Nabi sudah mengingatkan. Makanlah kamu, tapi jangan berlebihan. Makanlah pada saat lapar dan berhentilah sebelum kenyang. Lebih jauh disampaikan bahwa makanan kita itu ternyata tidak cuma harus bergizi tapi juga baik atau halal. Halal dalam jenisnya, maupun halal dalam cara memperolehnya.

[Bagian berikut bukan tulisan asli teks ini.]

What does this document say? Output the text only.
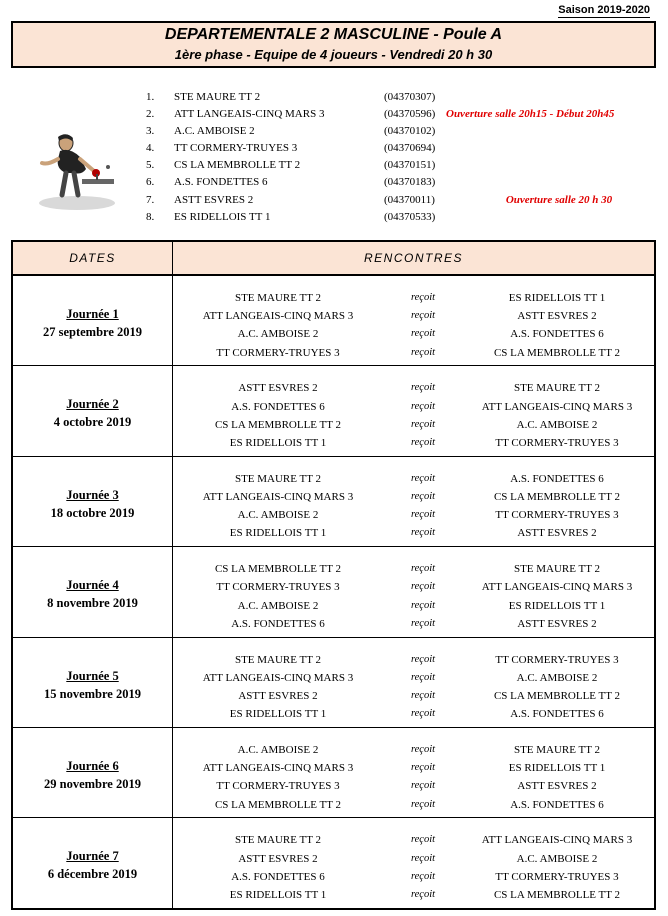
Saison 2019-2020
DEPARTEMENTALE 2 MASCULINE - Poule A
1ère phase - Equipe de 4 joueurs - Vendredi 20 h 30
1.	STE MAURE TT 2	(04370307)
2.	ATT LANGEAIS-CINQ MARS 3	(04370596) Ouverture salle 20h15 - Début 20h45
3.	A.C. AMBOISE 2	(04370102)
4.	TT CORMERY-TRUYES 3	(04370694)
5.	CS LA MEMBROLLE TT 2	(04370151)
6.	A.S. FONDETTES 6	(04370183)
7.	ASTT ESVRES 2	(04370011)	Ouverture salle 20 h 30
8.	ES RIDELLOIS TT 1	(04370533)
DATES	RENCONTRES
Journée 1
27 septembre 2019
STE MAURE TT 2	reçoit	ES RIDELLOIS TT 1
ATT LANGEAIS-CINQ MARS 3	reçoit	ASTT ESVRES 2
A.C. AMBOISE 2	reçoit	A.S. FONDETTES 6
TT CORMERY-TRUYES 3	reçoit	CS LA MEMBROLLE TT 2
Journée 2
4 octobre 2019
ASTT ESVRES 2	reçoit	STE MAURE TT 2
A.S. FONDETTES 6	reçoit	ATT LANGEAIS-CINQ MARS 3
CS LA MEMBROLLE TT 2	reçoit	A.C. AMBOISE 2
ES RIDELLOIS TT 1	reçoit	TT CORMERY-TRUYES 3
Journée 3
18 octobre 2019
STE MAURE TT 2	reçoit	A.S. FONDETTES 6
ATT LANGEAIS-CINQ MARS 3	reçoit	CS LA MEMBROLLE TT 2
A.C. AMBOISE 2	reçoit	TT CORMERY-TRUYES 3
ES RIDELLOIS TT 1	reçoit	ASTT ESVRES 2
Journée 4
8 novembre 2019
CS LA MEMBROLLE TT 2	reçoit	STE MAURE TT 2
TT CORMERY-TRUYES 3	reçoit	ATT LANGEAIS-CINQ MARS 3
A.C. AMBOISE 2	reçoit	ES RIDELLOIS TT 1
A.S. FONDETTES 6	reçoit	ASTT ESVRES 2
Journée 5
15 novembre 2019
STE MAURE TT 2	reçoit	TT CORMERY-TRUYES 3
ATT LANGEAIS-CINQ MARS 3	reçoit	A.C. AMBOISE 2
ASTT ESVRES 2	reçoit	CS LA MEMBROLLE TT 2
ES RIDELLOIS TT 1	reçoit	A.S. FONDETTES 6
Journée 6
29 novembre 2019
A.C. AMBOISE 2	reçoit	STE MAURE TT 2
ATT LANGEAIS-CINQ MARS 3	reçoit	ES RIDELLOIS TT 1
TT CORMERY-TRUYES 3	reçoit	ASTT ESVRES 2
CS LA MEMBROLLE TT 2	reçoit	A.S. FONDETTES 6
Journée 7
6 décembre 2019
STE MAURE TT 2	reçoit	ATT LANGEAIS-CINQ MARS 3
ASTT ESVRES 2	reçoit	A.C. AMBOISE 2
A.S. FONDETTES 6	reçoit	TT CORMERY-TRUYES 3
ES RIDELLOIS TT 1	reçoit	CS LA MEMBROLLE TT 2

Puasa memaksakan kita untuk menerapkan kedua-duanya. Kita disuruh menyeleksi makanan yang bergizi dan halal sekaligus. Dia akan membentuk identitas kita. Adalah Brillat Saferin, pakar gizi berkebangsaan Perancis yang hidup di abad ke 17, pernah bilang begini. “Dit mois, quest Que vous mangez ? Et, je vous dit qui est vous..? (Tell me what you eat, and I Will tell, who you are) (Bilang kepada ku apa yang kamu makan dan aku akan bilang siapa kamu sebenarnya).
Nah, betul khan.. ? Apa yang kamu makan menentukan siapa kamu sebenarnya. Sampai saat ini, Saya masih terus makan popeda dari sagu. Maka, orang akan menerka, saya kelahiran Maluku. Sebab, Itu makanan khas, asli (native food) negeri Moluska. Sampai sekarang pun, setiap menginap di hotel, saya pasti makan roti terutama “croissant dan pen ou chocolat”. Orang boleh menyangka kalau saya pernah tinggal di Eropa atau lebih pasnya, Prancis. Karena, dua roti terakhir ini adalah jenis aslinya negeri Napoleon itu.

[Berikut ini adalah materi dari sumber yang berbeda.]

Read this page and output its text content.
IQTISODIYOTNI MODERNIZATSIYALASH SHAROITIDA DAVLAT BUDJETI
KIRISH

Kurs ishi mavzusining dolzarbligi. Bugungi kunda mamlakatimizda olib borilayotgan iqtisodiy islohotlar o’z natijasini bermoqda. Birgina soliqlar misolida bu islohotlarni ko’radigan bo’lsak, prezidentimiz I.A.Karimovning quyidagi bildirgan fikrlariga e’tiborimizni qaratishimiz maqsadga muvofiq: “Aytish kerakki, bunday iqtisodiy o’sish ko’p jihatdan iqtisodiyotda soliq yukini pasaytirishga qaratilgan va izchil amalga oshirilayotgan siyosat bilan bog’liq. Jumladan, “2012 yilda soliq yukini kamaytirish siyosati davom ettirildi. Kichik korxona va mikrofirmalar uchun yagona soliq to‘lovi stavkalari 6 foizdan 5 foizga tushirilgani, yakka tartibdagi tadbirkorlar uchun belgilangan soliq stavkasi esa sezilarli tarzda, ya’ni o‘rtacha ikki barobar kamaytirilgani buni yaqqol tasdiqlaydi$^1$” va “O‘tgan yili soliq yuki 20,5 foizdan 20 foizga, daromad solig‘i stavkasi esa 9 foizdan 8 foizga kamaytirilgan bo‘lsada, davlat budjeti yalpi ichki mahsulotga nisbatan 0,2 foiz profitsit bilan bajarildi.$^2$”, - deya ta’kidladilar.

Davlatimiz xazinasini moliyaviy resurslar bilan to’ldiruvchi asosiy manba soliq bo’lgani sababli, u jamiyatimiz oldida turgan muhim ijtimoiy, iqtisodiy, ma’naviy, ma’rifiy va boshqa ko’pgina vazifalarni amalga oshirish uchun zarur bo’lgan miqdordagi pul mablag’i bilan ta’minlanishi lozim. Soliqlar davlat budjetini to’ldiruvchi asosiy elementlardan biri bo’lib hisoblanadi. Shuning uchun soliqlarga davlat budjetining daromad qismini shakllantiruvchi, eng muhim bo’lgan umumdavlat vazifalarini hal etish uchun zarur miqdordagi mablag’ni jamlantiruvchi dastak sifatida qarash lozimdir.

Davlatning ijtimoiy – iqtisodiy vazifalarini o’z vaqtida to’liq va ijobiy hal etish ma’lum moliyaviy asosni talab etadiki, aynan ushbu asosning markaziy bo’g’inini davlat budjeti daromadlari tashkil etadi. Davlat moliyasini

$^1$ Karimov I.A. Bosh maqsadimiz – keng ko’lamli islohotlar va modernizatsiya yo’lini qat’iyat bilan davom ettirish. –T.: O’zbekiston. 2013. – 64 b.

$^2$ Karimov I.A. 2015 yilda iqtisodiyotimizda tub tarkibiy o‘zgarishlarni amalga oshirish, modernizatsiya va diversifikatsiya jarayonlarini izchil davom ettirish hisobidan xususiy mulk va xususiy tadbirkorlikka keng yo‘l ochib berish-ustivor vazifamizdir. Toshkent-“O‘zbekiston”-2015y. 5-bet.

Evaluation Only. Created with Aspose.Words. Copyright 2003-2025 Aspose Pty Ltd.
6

Makananmu adalah Identitas mu. Ada kawan yang sangat doyan makan tanpa pantangan. Saya agak ngeri melihatnya. Saat ini harus menjalani operasi kesehatan bertalian dengan jenis hidangan yang disantapnya selama ini. Artinya, makananmu, juga menentukan status kesehatanmu.
Beberapa waktu berselang sebelum masuk ramadan, Saya sempat makan bersama Habib Ali. Beliau adalah Ketua Umum PB Alkhairaat dan Ketua Umum Majelis Ulama Indonesia (MUI) Provinsi Sulawesi Tengah. Saya bertanya. Bib, masih makan daging merah..? Bib bilang, masih, yang penting tidak berlebihan. Beliau mengajarkan kaidah makan minum yang seimbang.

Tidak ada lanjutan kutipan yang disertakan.